Wednesday, January 28, 2015

Motherhood and More: Idle time becomes productive

Somehow I ended up with two weeks off work at the beginning of the year.  And during those two weeks my children were in school, so it was like the holy grail of awesomeness when you are a mother.

There was no one begging for just one bag of “fruit” snacks for breakfast.  No one fighting over a certain spot at the table because it’s the best one, obviously, and the other one, which isn’t all that different, is complete junk.  There was no wildness, no bickering, no jumping off the couch or dumping water all over the floor.

It was just me and a quiet house.  In other words, complete heaven.  I spent that precious time cleaning, or rather like organizing.  It’s the first of a new year, when you want everything to be new and clean and, in my case, paired down.  We had so much stuff in our house - mountains of old clothes that were there just because I hadn’t taken the time to decide what to do with them.  Keep?  Toss?  Attempt to sell? Also I still had a ton of baby things lying around because we just decided in the past year or so that we were officially done having kids.

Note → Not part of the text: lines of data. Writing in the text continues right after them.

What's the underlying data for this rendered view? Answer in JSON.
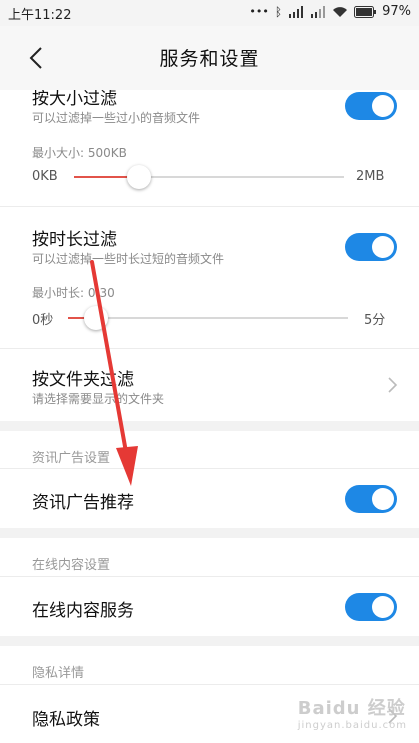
{
  "status": {
    "time": "上午11:22",
    "battery": "97%"
  },
  "header": {
    "title": "服务和设置"
  },
  "size_filter": {
    "title": "按大小过滤",
    "subtitle": "可以过滤掉一些过小的音频文件",
    "slider_label": "最小大小: 500KB",
    "min": "0KB",
    "max": "2MB",
    "value_fraction": 0.24
  },
  "duration_filter": {
    "title": "按时长过滤",
    "subtitle": "可以过滤掉一些时长过短的音频文件",
    "slider_label": "最小时长: 0:30",
    "min": "0秒",
    "max": "5分",
    "value_fraction": 0.1
  },
  "folder_filter": {
    "title": "按文件夹过滤",
    "subtitle": "请选择需要显示的文件夹"
  },
  "ad_section": {
    "header": "资讯广告设置",
    "item": "资讯广告推荐"
  },
  "online_section": {
    "header": "在线内容设置",
    "item": "在线内容服务"
  },
  "privacy_section": {
    "header": "隐私详情",
    "item": "隐私政策"
  },
  "watermark": {
    "text": "Baidu 经验",
    "sub": "jingyan.baidu.com"
  },
  "colors": {
    "accent": "#1e88e5",
    "slider": "#e2534a",
    "arrow": "#e53935"
  }
}
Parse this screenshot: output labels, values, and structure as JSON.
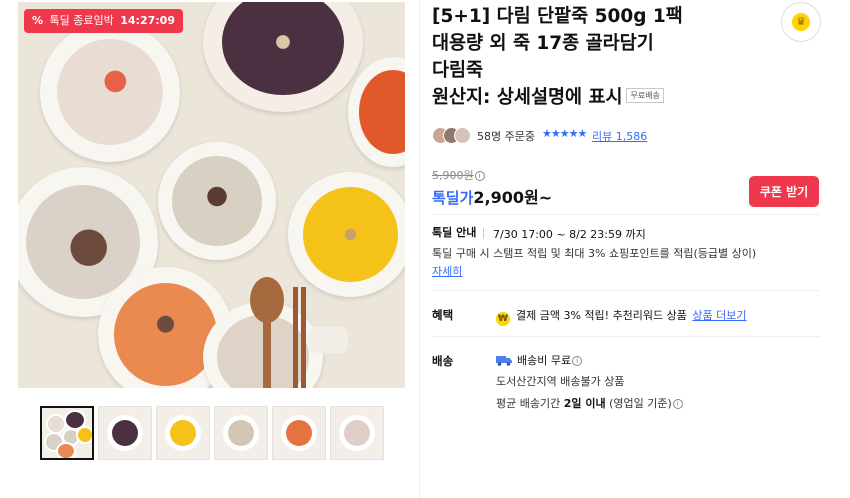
{
  "gallery": {
    "deal_badge": {
      "icon": "percent-icon",
      "label": "톡딜 종료임박",
      "timer": "14:27:09"
    },
    "thumbnail_count": 6,
    "active_thumbnail": 1
  },
  "product": {
    "title_lines": [
      "[5+1] 다림 단팥죽 500g 1팩",
      "대용량 외 죽 17종 골라담기",
      "다림죽",
      "원산지: 상세설명에 표시"
    ],
    "free_shipping_tag": "무료배송",
    "order_count": "58명 주문중",
    "rating_stars": 4.5,
    "review_link": "리뷰 1,586",
    "original_price": "5,900원",
    "price_label": "톡딜가",
    "price": "2,900원~",
    "coupon_button": "쿠폰 받기"
  },
  "deal": {
    "label": "톡딜 안내",
    "period": "7/30 17:00 ~ 8/2 23:59 까지",
    "description": "톡딜 구매 시 스탬프 적립 및 최대 3% 쇼핑포인트를 적립(등급별 상이)",
    "more_link": "자세히"
  },
  "benefit": {
    "label": "혜택",
    "icon": "won-coin-icon",
    "text": "결제 금액 3% 적립! 추천리워드 상품",
    "link": "상품 더보기"
  },
  "shipping": {
    "label": "배송",
    "icon": "truck-icon",
    "fee": "배송비 무료",
    "restriction": "도서산간지역 배송불가 상품",
    "avg_prefix": "평균 배송기간",
    "avg_value": "2일 이내",
    "avg_suffix": "(영업일 기준)"
  },
  "colors": {
    "accent_red": "#f0384d",
    "link_blue": "#346aff",
    "coin_yellow": "#ffd400"
  }
}
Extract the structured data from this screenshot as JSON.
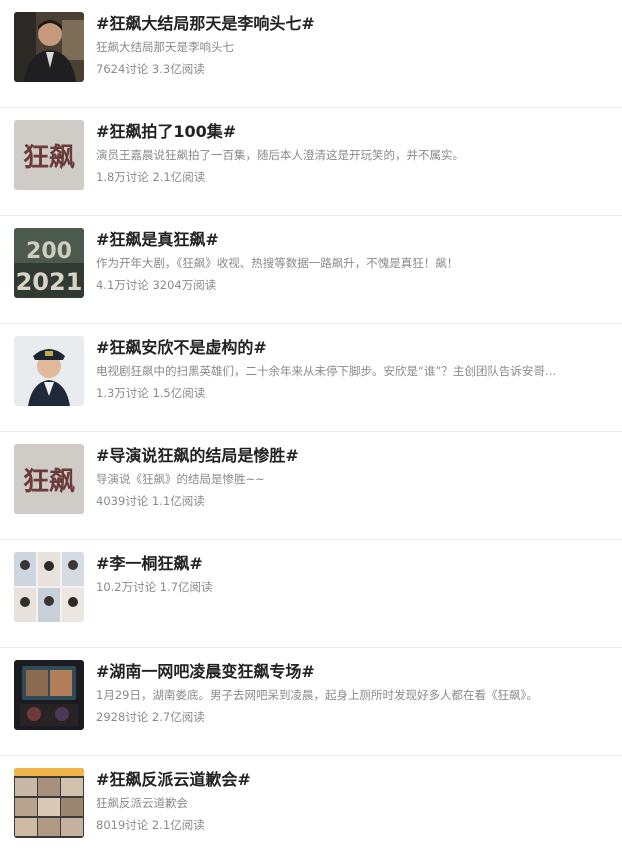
{
  "topics": [
    {
      "title": "#狂飙大结局那天是李响头七#",
      "desc": "狂飙大结局那天是李响头七",
      "stats": "7624讨论 3.3亿阅读",
      "thumb": "man-portrait-thumbnail"
    },
    {
      "title": "#狂飙拍了100集#",
      "desc": "演员王嘉晨说狂飙拍了一百集，随后本人澄清这是开玩笑的，并不属实。",
      "stats": "1.8万讨论 2.1亿阅读",
      "thumb": "kuangbiao-calligraphy-thumbnail",
      "thumb_text": "狂飙"
    },
    {
      "title": "#狂飙是真狂飙#",
      "desc": "作为开年大剧，《狂飙》收视、热搜等数据一路飙升，不愧是真狂！飙！",
      "stats": "4.1万讨论 3204万阅读",
      "thumb": "year-numbers-thumbnail",
      "thumb_text": "2021"
    },
    {
      "title": "#狂飙安欣不是虚构的#",
      "desc": "电视剧狂飙中的扫黑英雄们，二十余年来从未停下脚步。安欣是“谁”？主创团队告诉安哥…",
      "stats": "1.3万讨论 1.5亿阅读",
      "thumb": "police-officer-thumbnail"
    },
    {
      "title": "#导演说狂飙的结局是惨胜#",
      "desc": "导演说《狂飙》的结局是惨胜~~",
      "stats": "4039讨论 1.1亿阅读",
      "thumb": "kuangbiao-calligraphy-thumbnail",
      "thumb_text": "狂飙"
    },
    {
      "title": "#李一桐狂飙#",
      "desc": "",
      "stats": "10.2万讨论 1.7亿阅读",
      "thumb": "photo-collage-thumbnail"
    },
    {
      "title": "#湖南一网吧凌晨变狂飙专场#",
      "desc": "1月29日，湖南娄底。男子去网吧呆到凌晨，起身上厕所时发现好多人都在看《狂飙》。",
      "stats": "2928讨论 2.7亿阅读",
      "thumb": "internet-cafe-screen-thumbnail"
    },
    {
      "title": "#狂飙反派云道歉会#",
      "desc": "狂飙反派云道歉会",
      "stats": "8019讨论 2.1亿阅读",
      "thumb": "video-call-grid-thumbnail"
    }
  ],
  "colors": {
    "title": "#222222",
    "meta": "#8a8a8a",
    "divider": "#ececec"
  }
}
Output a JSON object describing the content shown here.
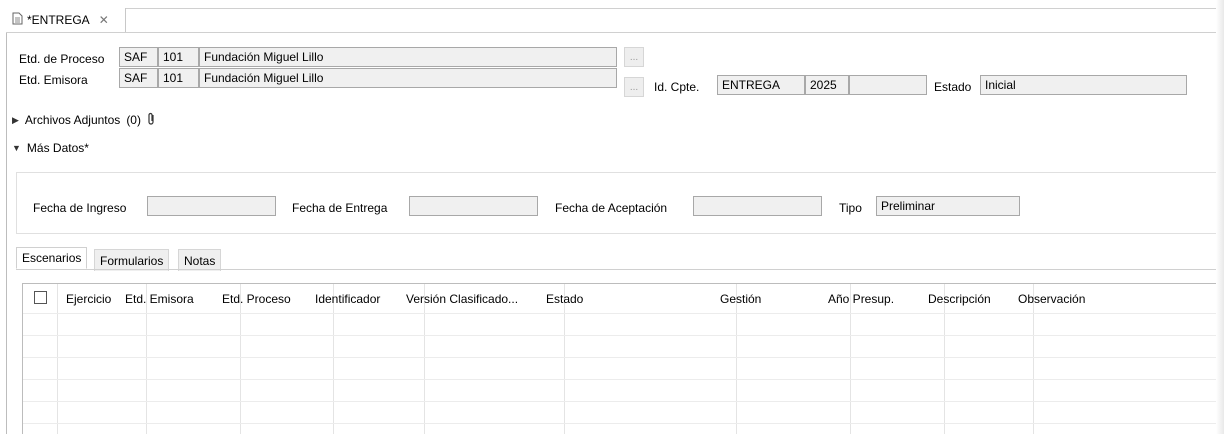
{
  "editor_tab": {
    "title": "*ENTREGA",
    "close_glyph": "✕"
  },
  "header": {
    "proceso_label": "Etd. de Proceso",
    "proceso_code": "SAF",
    "proceso_num": "101",
    "proceso_name": "Fundación Miguel Lillo",
    "emisora_label": "Etd. Emisora",
    "emisora_code": "SAF",
    "emisora_num": "101",
    "emisora_name": "Fundación Miguel Lillo",
    "lookup_glyph": "...",
    "id_cpte_label": "Id. Cpte.",
    "id_cpte_type": "ENTREGA",
    "id_cpte_year": "2025",
    "id_cpte_number": "",
    "estado_label": "Estado",
    "estado_value": "Inicial"
  },
  "sections": {
    "adjuntos_label": "Archivos Adjuntos",
    "adjuntos_count": "(0)",
    "mas_datos_label": "Más Datos*"
  },
  "mas_datos": {
    "fecha_ingreso_label": "Fecha de Ingreso",
    "fecha_ingreso_value": "",
    "fecha_entrega_label": "Fecha de Entrega",
    "fecha_entrega_value": "",
    "fecha_aceptacion_label": "Fecha de Aceptación",
    "fecha_aceptacion_value": "",
    "tipo_label": "Tipo",
    "tipo_value": "Preliminar"
  },
  "inner_tabs": [
    "Escenarios",
    "Formularios",
    "Notas"
  ],
  "table": {
    "columns": [
      "Ejercicio",
      "Etd. Emisora",
      "Etd. Proceso",
      "Identificador",
      "Versión Clasificado...",
      "Estado",
      "Gestión",
      "Año Presup.",
      "Descripción",
      "Observación"
    ],
    "rows": []
  },
  "icons": {
    "editor_tab": "document-icon",
    "attachment": "paperclip-icon",
    "expand": "triangle-right-icon",
    "collapse": "triangle-down-icon"
  }
}
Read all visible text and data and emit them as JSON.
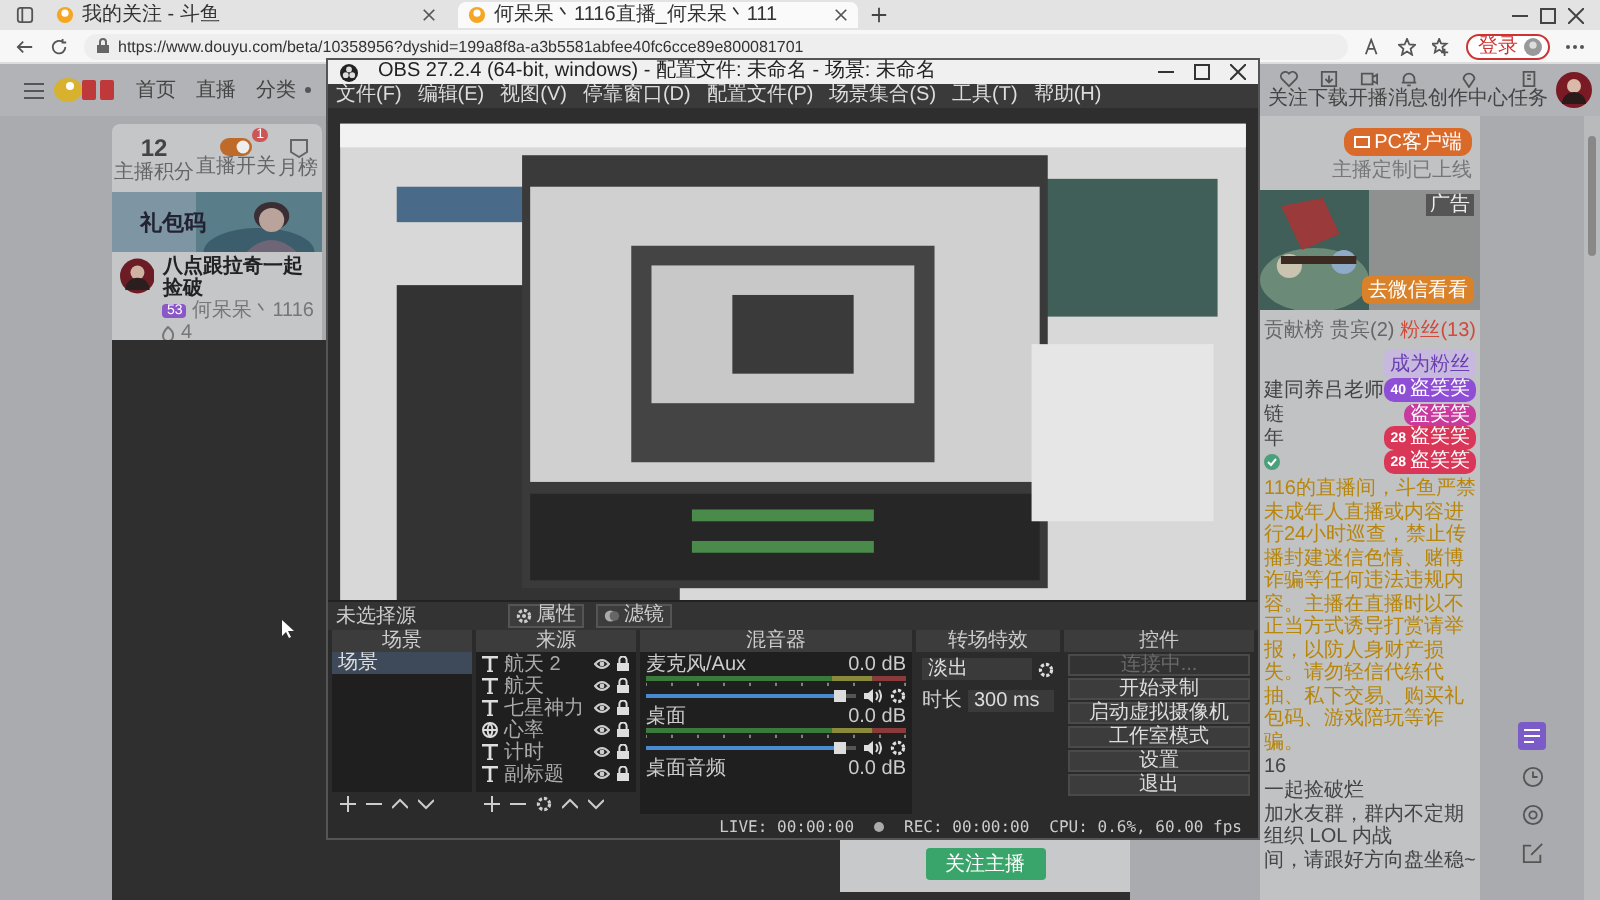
{
  "browser": {
    "tabs": [
      {
        "title": "我的关注 - 斗鱼",
        "selected": false
      },
      {
        "title": "何呆呆丶1116直播_何呆呆丶111",
        "selected": true
      }
    ],
    "url": "https://www.douyu.com/beta/10358956?dyshid=199a8f8a-a3b5581abfee40fc6cce89e800081701",
    "login": "登录"
  },
  "site": {
    "nav": [
      "首页",
      "直播",
      "分类"
    ],
    "header_icons": [
      {
        "kind": "heart",
        "label": "关注"
      },
      {
        "kind": "download",
        "label": "下载"
      },
      {
        "kind": "live",
        "label": "开播"
      },
      {
        "kind": "bell",
        "label": "消息"
      },
      {
        "kind": "pin",
        "label": "创作中心"
      },
      {
        "kind": "task",
        "label": "任务"
      }
    ],
    "stats": {
      "score": "12",
      "score_label": "主播积分",
      "switch_badge": "1",
      "switch_label": "直播开关",
      "rank_label": "月榜"
    },
    "banner_text": "礼包码",
    "room": {
      "title": "八点跟拉奇一起捡破",
      "level": "53",
      "streamer": "何呆呆丶1116",
      "hot": "4"
    },
    "follow_button": "关注主播",
    "side": {
      "client_button": "PC客户端",
      "client_note": "主播定制已上线",
      "ad_tag": "广告",
      "ad_button": "去微信看看",
      "tabs": [
        {
          "label": "贡献榜",
          "selected": false
        },
        {
          "label": "贵宾(2)",
          "selected": false
        },
        {
          "label": "粉丝(13)",
          "selected": true
        }
      ],
      "fan_button": "成为粉丝",
      "fans": [
        {
          "name": "建同养吕老师",
          "level": "40",
          "medal": "盗笑笑",
          "color": "#8e4fd6"
        },
        {
          "name": "链",
          "medal": "盗笑笑",
          "color": "#c93a9e"
        },
        {
          "name": "年",
          "level": "28",
          "medal": "盗笑笑",
          "color": "#d93658"
        },
        {
          "level": "28",
          "medal": "盗笑笑",
          "color": "#d93658"
        }
      ],
      "notice": "116的直播间，斗鱼严禁未成年人直播或内容进行24小时巡查，禁止传播封建迷信色情、赌博诈骗等任何违法违规内容。主播在直播时以不正当方式诱导打赏请举报，以防人身财产损失。请勿轻信代练代抽、私下交易、购买礼包码、游戏陪玩等诈骗。",
      "lines": [
        "16",
        "一起捡破烂",
        "加水友群，群内不定期组织 LOL 内战",
        "间，请跟好方向盘坐稳~"
      ]
    }
  },
  "obs": {
    "title": "OBS 27.2.4 (64-bit, windows) - 配置文件: 未命名 - 场景: 未命名",
    "menu": [
      "文件(F)",
      "编辑(E)",
      "视图(V)",
      "停靠窗口(D)",
      "配置文件(P)",
      "场景集合(S)",
      "工具(T)",
      "帮助(H)"
    ],
    "source_label": "未选择源",
    "source_buttons": [
      {
        "kind": "gear",
        "label": "属性"
      },
      {
        "kind": "filter",
        "label": "滤镜"
      }
    ],
    "dock_titles": [
      "场景",
      "来源",
      "混音器",
      "转场特效",
      "控件"
    ],
    "scenes": [
      {
        "name": "场景",
        "selected": true
      }
    ],
    "sources": [
      {
        "name": "航天 2",
        "kind": "text",
        "visible": true,
        "locked": true
      },
      {
        "name": "航天",
        "kind": "text",
        "visible": true,
        "locked": true
      },
      {
        "name": "七星神力",
        "kind": "text",
        "visible": true,
        "locked": true
      },
      {
        "name": "心率",
        "kind": "browser",
        "visible": true,
        "locked": true
      },
      {
        "name": "计时",
        "kind": "text",
        "visible": true,
        "locked": true
      },
      {
        "name": "副标题",
        "kind": "text",
        "visible": true,
        "locked": true
      }
    ],
    "mixer": [
      {
        "name": "麦克风/Aux",
        "db": "0.0 dB",
        "level": 0.92
      },
      {
        "name": "桌面",
        "db": "0.0 dB",
        "level": 0.92
      },
      {
        "name": "桌面音频",
        "db": "0.0 dB"
      }
    ],
    "transition": {
      "type": "淡出",
      "duration_label": "时长",
      "duration": "300 ms"
    },
    "controls": [
      {
        "label": "连接中...",
        "disabled": true
      },
      {
        "label": "开始录制",
        "disabled": false
      },
      {
        "label": "启动虚拟摄像机",
        "disabled": false
      },
      {
        "label": "工作室模式",
        "disabled": false
      },
      {
        "label": "设置",
        "disabled": false
      },
      {
        "label": "退出",
        "disabled": false
      }
    ],
    "status": {
      "live": "LIVE: 00:00:00",
      "rec": "REC: 00:00:00",
      "cpu": "CPU: 0.6%, 60.00 fps"
    }
  }
}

So I downloaded a book on tape from the library, grabbed a large cup of coffee, put in my headphones and got to work.  I spent the first day cleaning out the worst closet.  It’s bigger than our bathrooms and had become a catch-all for everything I didn’t know what to do with.  I filled up mountains of bags to donate and a few bags to sell and about three large bags of garbage.  I found a box of old, half-used candles that hadn’t been unpacked since we moved into our house six and a half years ago, so I guess that means I should have attempted this task before now.   

Now, I am a sentimental person.  I hang on to things because of what they mean to me, because of what I was doing when I wore a certain dress twenty years ago, because whatever it is might be useful one day, or my kids might want to have it when they’re older.  But the catharsis, the absolute freedom I felt seeing the floor of that closet completely bare was worth getting rid of all of the stuff that has been hanging around.  And I did keep some things.  I’m still me, regardless of the empty closet.  But I was just more discerning about what I allowed myself to keep. 

I put my newfound need to purge to good use by cleaning out two more closets, one of which was my craft closet and was overflowing with material and yarn and old boxes that fell on my head whenever I attempted to open the door.  And then I made my way to the basement where I’d stored totes full of stuff from my teenage and college years, things that I’d left at my parents’ house that I couldn’t bear to part with but that I also didn’t really want at my own house.  I was finally told on no uncertain terms that it was time to pick up my junk and it’s been stored in my basement for the past two years. 

And then I hit up a couple of the kitchen cabinets before fizzling out because of exhaustion induced from a daughter who spent hours awake when she was supposed to be sleeping.  Three nights in a row.  I spent those last few days relaxing and knitting and totally not feeling guilty at all because of the amount of car loads full of our stuff that my husband drove off to be donated.


I was productive, is what I’m saying.